Lawler also quotes from Archbishop Chaput in his article now on First Things. Chaput writes, “Ironically, the message of this good and brilliant Pope has been hobbled nearly as much by the baffling failures of some of his own aides as by unfriendly coverage from the world’s media.”
Lawler concludes, “As a necessary first step to address the continuous public-relations bungling at the Vatican, Giovanni Maria Vian, the editor of L’Osservatore Romano should be asked to resign.” I say “Amen to that”.
Now for the CCHD.
In his Monday article on the Chicago CCHD controversy, Patrick Craine quotes Chicago auxiliary Bishop Francis Kane in the Chicago Tribune, “You don’t want social justice people saying they somehow have to compete with pro-life people.”
This seems to highlight what has likely been a core problem with the lack of consistent, strong support from many Catholic Church leaders for the pro-life cause.

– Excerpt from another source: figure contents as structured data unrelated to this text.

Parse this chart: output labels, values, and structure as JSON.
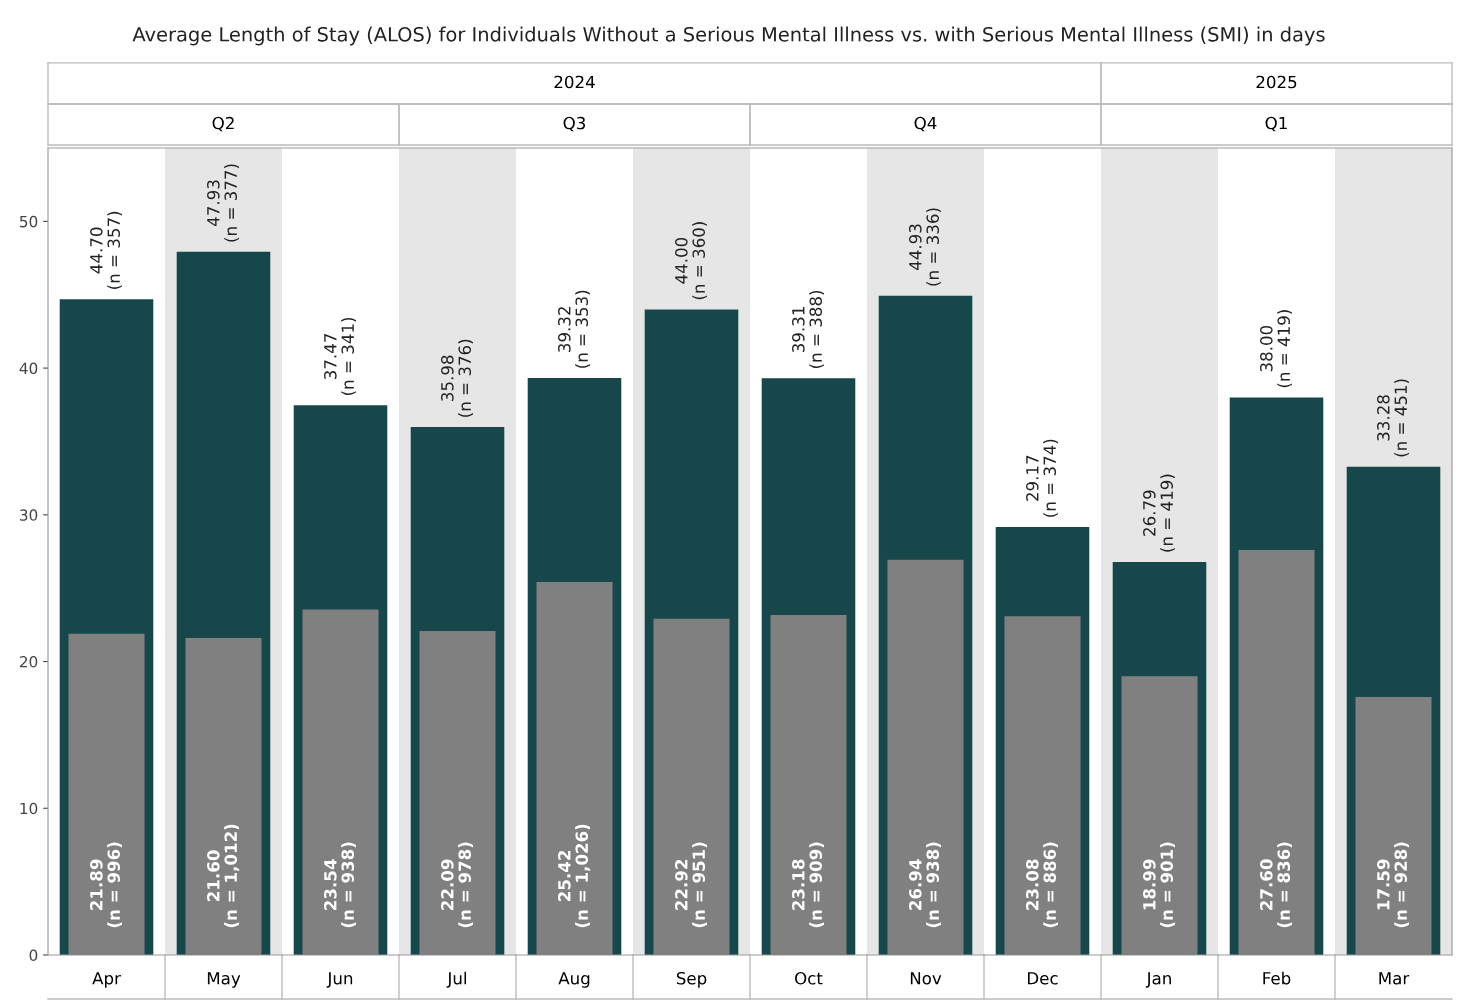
{
  "chart_data": {
    "type": "bar",
    "title": "Average Length of Stay (ALOS) for Individuals Without a Serious Mental Illness vs. with Serious Mental Illness (SMI) in days",
    "categories": [
      "Apr",
      "May",
      "Jun",
      "Jul",
      "Aug",
      "Sep",
      "Oct",
      "Nov",
      "Dec",
      "Jan",
      "Feb",
      "Mar"
    ],
    "series": [
      {
        "color": "#17474a",
        "values": [
          44.7,
          47.93,
          37.47,
          35.98,
          39.32,
          44.0,
          39.31,
          44.93,
          29.17,
          26.79,
          38.0,
          33.28
        ],
        "value_labels": [
          "44.70\n(n = 357)",
          "47.93\n(n = 377)",
          "37.47\n(n = 341)",
          "35.98\n(n = 376)",
          "39.32\n(n = 353)",
          "44.00\n(n = 360)",
          "39.31\n(n = 388)",
          "44.93\n(n = 336)",
          "29.17\n(n = 374)",
          "26.79\n(n = 419)",
          "38.00\n(n = 419)",
          "33.28\n(n = 451)"
        ]
      },
      {
        "color": "#808080",
        "values": [
          21.89,
          21.6,
          23.54,
          22.09,
          25.42,
          22.92,
          23.18,
          26.94,
          23.08,
          18.99,
          27.6,
          17.59
        ],
        "value_labels": [
          "21.89\n(n = 996)",
          "21.60\n(n = 1,012)",
          "23.54\n(n = 938)",
          "22.09\n(n = 978)",
          "25.42\n(n = 1,026)",
          "22.92\n(n = 951)",
          "23.18\n(n = 909)",
          "26.94\n(n = 938)",
          "23.08\n(n = 886)",
          "18.99\n(n = 901)",
          "27.60\n(n = 836)",
          "17.59\n(n = 928)"
        ]
      }
    ],
    "annotations": [
      "2024",
      "2025",
      "Q2",
      "Q3",
      "Q4",
      "Q1"
    ],
    "ylim": [
      0,
      55
    ],
    "yticks": [
      0,
      10,
      20,
      30,
      40,
      50
    ],
    "grid": false
  }
}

They don’t see pro-life as a “social justice” issue. They do believe it is important, but it is not in the realm of the restricted liberal definition of a “social justice” cause, which they mean is the cause of helping the poor to overcome mostly economic injustice.

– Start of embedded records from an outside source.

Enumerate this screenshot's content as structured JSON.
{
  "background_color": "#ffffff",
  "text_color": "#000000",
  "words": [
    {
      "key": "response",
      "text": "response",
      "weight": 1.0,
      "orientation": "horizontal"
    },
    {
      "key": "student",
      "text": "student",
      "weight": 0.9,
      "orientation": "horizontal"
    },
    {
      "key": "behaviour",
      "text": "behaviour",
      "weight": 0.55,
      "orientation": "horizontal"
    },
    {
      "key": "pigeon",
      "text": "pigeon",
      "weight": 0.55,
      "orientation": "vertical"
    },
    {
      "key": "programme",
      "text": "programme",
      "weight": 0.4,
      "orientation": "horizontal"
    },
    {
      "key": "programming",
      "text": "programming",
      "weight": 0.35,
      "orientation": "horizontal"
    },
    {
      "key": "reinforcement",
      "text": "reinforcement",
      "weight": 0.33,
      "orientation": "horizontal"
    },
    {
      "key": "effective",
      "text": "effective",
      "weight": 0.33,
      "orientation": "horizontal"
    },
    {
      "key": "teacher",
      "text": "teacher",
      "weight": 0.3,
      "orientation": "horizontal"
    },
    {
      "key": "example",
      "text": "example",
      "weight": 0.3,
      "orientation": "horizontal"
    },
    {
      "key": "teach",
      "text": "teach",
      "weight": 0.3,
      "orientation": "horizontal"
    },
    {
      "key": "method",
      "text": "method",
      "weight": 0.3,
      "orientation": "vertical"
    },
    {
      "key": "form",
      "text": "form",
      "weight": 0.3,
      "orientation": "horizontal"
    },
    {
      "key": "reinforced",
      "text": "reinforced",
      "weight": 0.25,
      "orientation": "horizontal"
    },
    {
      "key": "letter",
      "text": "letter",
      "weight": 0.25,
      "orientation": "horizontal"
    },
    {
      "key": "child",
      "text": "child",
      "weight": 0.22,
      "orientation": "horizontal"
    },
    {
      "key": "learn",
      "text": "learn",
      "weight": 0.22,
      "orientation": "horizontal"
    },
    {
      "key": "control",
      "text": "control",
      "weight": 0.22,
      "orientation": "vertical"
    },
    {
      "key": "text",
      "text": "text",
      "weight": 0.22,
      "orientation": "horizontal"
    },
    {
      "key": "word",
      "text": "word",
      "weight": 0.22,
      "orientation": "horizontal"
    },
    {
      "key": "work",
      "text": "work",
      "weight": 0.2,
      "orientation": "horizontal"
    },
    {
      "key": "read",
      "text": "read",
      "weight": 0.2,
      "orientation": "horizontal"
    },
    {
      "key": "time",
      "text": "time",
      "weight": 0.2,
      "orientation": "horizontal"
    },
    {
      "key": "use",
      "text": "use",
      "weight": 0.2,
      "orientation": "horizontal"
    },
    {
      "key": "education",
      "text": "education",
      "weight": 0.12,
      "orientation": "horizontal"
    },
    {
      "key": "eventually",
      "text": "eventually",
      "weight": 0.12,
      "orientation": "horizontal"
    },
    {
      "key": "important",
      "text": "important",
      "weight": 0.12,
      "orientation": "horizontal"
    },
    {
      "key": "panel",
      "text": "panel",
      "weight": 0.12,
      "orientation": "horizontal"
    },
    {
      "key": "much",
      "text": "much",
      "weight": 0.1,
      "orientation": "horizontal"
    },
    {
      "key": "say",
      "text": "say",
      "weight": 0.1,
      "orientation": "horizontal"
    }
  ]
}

There is no point in my attempting to respond in detail to this. It would take far too long and, really, why should it be necessary? For those who have been in the struggle to save mothers and their babies from the abortion killers, if the pro-life cause is not about violations of social justice principles, then nothing is.

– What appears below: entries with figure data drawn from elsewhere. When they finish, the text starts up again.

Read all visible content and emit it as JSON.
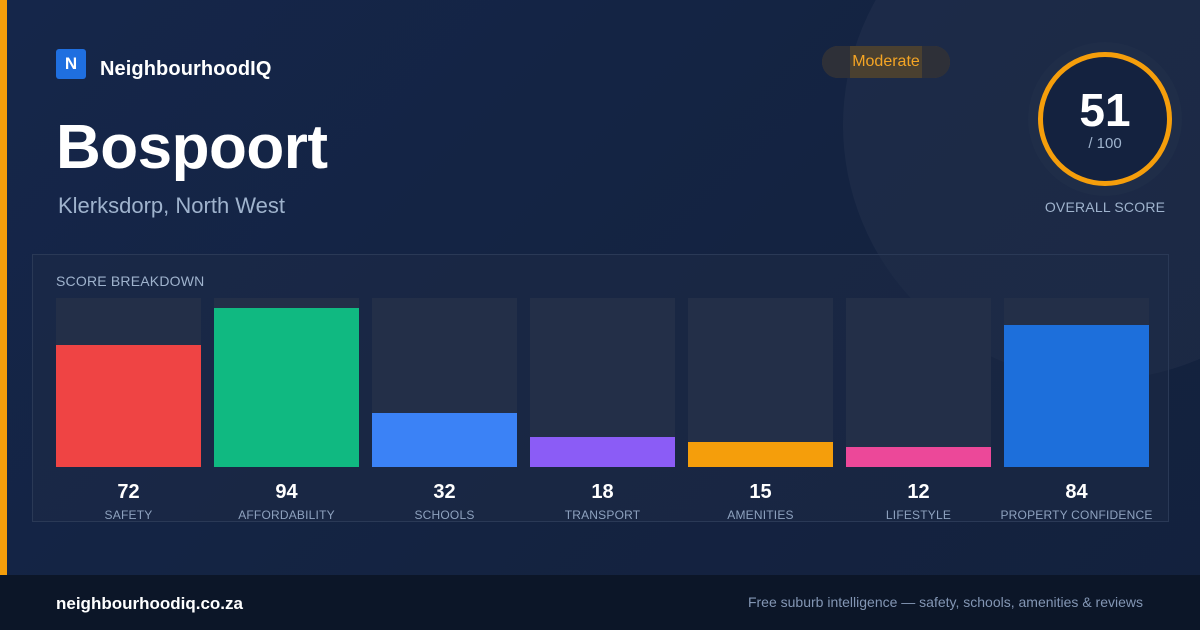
{
  "brand": {
    "logo_letter": "N",
    "name": "NeighbourhoodIQ"
  },
  "suburb": {
    "name": "Bospoort",
    "location": "Klerksdorp, North West"
  },
  "rating_badge": "Moderate",
  "overall": {
    "score": "51",
    "max": "/ 100",
    "label": "OVERALL SCORE",
    "ring_color": "#f59e0b"
  },
  "breakdown": {
    "title": "SCORE BREAKDOWN",
    "max_value": 100,
    "items": [
      {
        "value": "72",
        "score": 72,
        "label": "SAFETY",
        "color": "#ef4444"
      },
      {
        "value": "94",
        "score": 94,
        "label": "AFFORDABILITY",
        "color": "#10b981"
      },
      {
        "value": "32",
        "score": 32,
        "label": "SCHOOLS",
        "color": "#3b82f6"
      },
      {
        "value": "18",
        "score": 18,
        "label": "TRANSPORT",
        "color": "#8b5cf6"
      },
      {
        "value": "15",
        "score": 15,
        "label": "AMENITIES",
        "color": "#f59e0b"
      },
      {
        "value": "12",
        "score": 12,
        "label": "LIFESTYLE",
        "color": "#ec4899"
      },
      {
        "value": "84",
        "score": 84,
        "label": "PROPERTY CONFIDENCE",
        "color": "#1d6fdb"
      }
    ]
  },
  "footer": {
    "domain": "neighbourhoodiq.co.za",
    "tagline": "Free suburb intelligence — safety, schools, amenities & reviews"
  },
  "colors": {
    "accent": "#f59e0b",
    "brand_blue": "#1f6fe0",
    "background": "#152442"
  }
}
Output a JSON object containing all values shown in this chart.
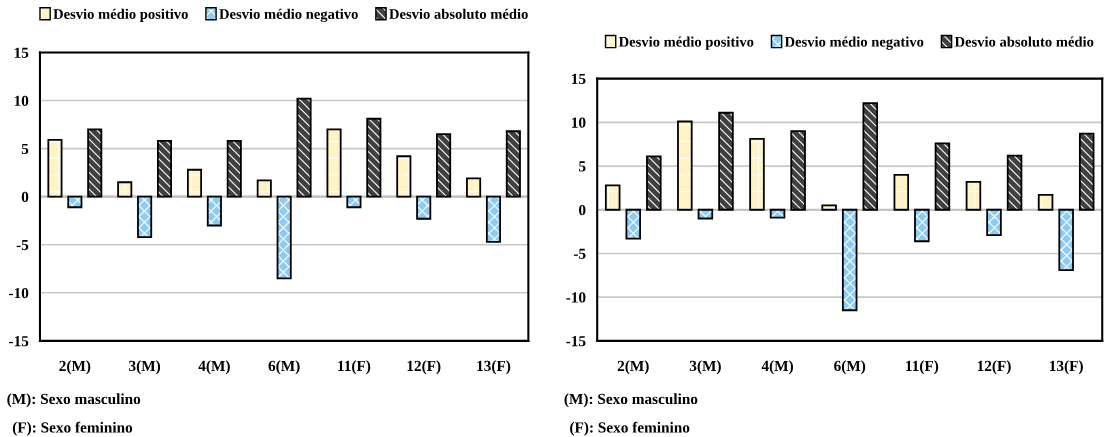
{
  "chart_data": [
    {
      "type": "bar",
      "categories": [
        "2(M)",
        "3(M)",
        "4(M)",
        "6(M)",
        "11(F)",
        "12(F)",
        "13(F)"
      ],
      "series": [
        {
          "name": "Desvio médio positivo",
          "color": "#fff2c4",
          "values": [
            5.9,
            1.5,
            2.8,
            1.7,
            7.0,
            4.2,
            1.9
          ]
        },
        {
          "name": "Desvio médio negativo",
          "color": "#8ccbf4",
          "values": [
            -1.1,
            -4.2,
            -3.0,
            -8.5,
            -1.1,
            -2.3,
            -4.7
          ]
        },
        {
          "name": "Desvio absoluto médio",
          "color": "#404040",
          "values": [
            7.0,
            5.8,
            5.8,
            10.2,
            8.1,
            6.5,
            6.8
          ]
        }
      ],
      "ylim": [
        -15,
        15
      ],
      "yticks": [
        -15,
        -10,
        -5,
        0,
        5,
        10,
        15
      ],
      "grid": "y",
      "legend": "top",
      "annotations": [
        "(M): Sexo masculino",
        "(F): Sexo feminino"
      ]
    },
    {
      "type": "bar",
      "categories": [
        "2(M)",
        "3(M)",
        "4(M)",
        "6(M)",
        "11(F)",
        "12(F)",
        "13(F)"
      ],
      "series": [
        {
          "name": "Desvio médio positivo",
          "color": "#fff2c4",
          "values": [
            2.8,
            10.1,
            8.1,
            0.5,
            4.0,
            3.2,
            1.7
          ]
        },
        {
          "name": "Desvio médio negativo",
          "color": "#8ccbf4",
          "values": [
            -3.3,
            -1.0,
            -0.9,
            -11.5,
            -3.6,
            -2.9,
            -6.9
          ]
        },
        {
          "name": "Desvio absoluto médio",
          "color": "#404040",
          "values": [
            6.1,
            11.1,
            9.0,
            12.2,
            7.6,
            6.2,
            8.7
          ]
        }
      ],
      "ylim": [
        -15,
        15
      ],
      "yticks": [
        -15,
        -10,
        -5,
        0,
        5,
        10,
        15
      ],
      "grid": "y",
      "legend": "top",
      "annotations": [
        "(M): Sexo masculino",
        "(F): Sexo feminino"
      ]
    }
  ]
}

Another thing Bishop Kane told the Tribune was that, “the bishops have commissioned a moral theologian to advise them in the future on which coalitions and collaborative efforts are acceptable under the campaign’s rules.” “We’ll have someone to tell us what’s morally permissible and really against Catholic teaching,” he said.”
The bishops need a moral theologian to tell them what is right and what is wrong? These issues are not that complicated. This is called “passing the buck”, or in other words, avoiding personal responsibility. But then again, maybe it’s really about finally keeping some of the less than responsible bishops in line with authentic Church principles.
Still, they shouldn’t need a theologian to tell them not to fund projects undertaken by organizations that in some way support abortion or homosexuality. Organizations with that kind of mentality cannot be counted on to do genuinely good work for the poor.
Anyone who either supports or is indifferent to child-in-the-womb murder is clearly not worthy of being given funds from Church Sunday collections “to help the poor.” The poor are the biggest target of the anti-life movement, which is all about eugenics, population control and anti-Christianity.
We don’t need theologians or masters and doctorate degrees to discern many of these things. It just takes fidelity to the truth, common sense and a fundamental understanding of natural law moral principles.
Strangely, the elites often seem to lack these necessary components for good judgment.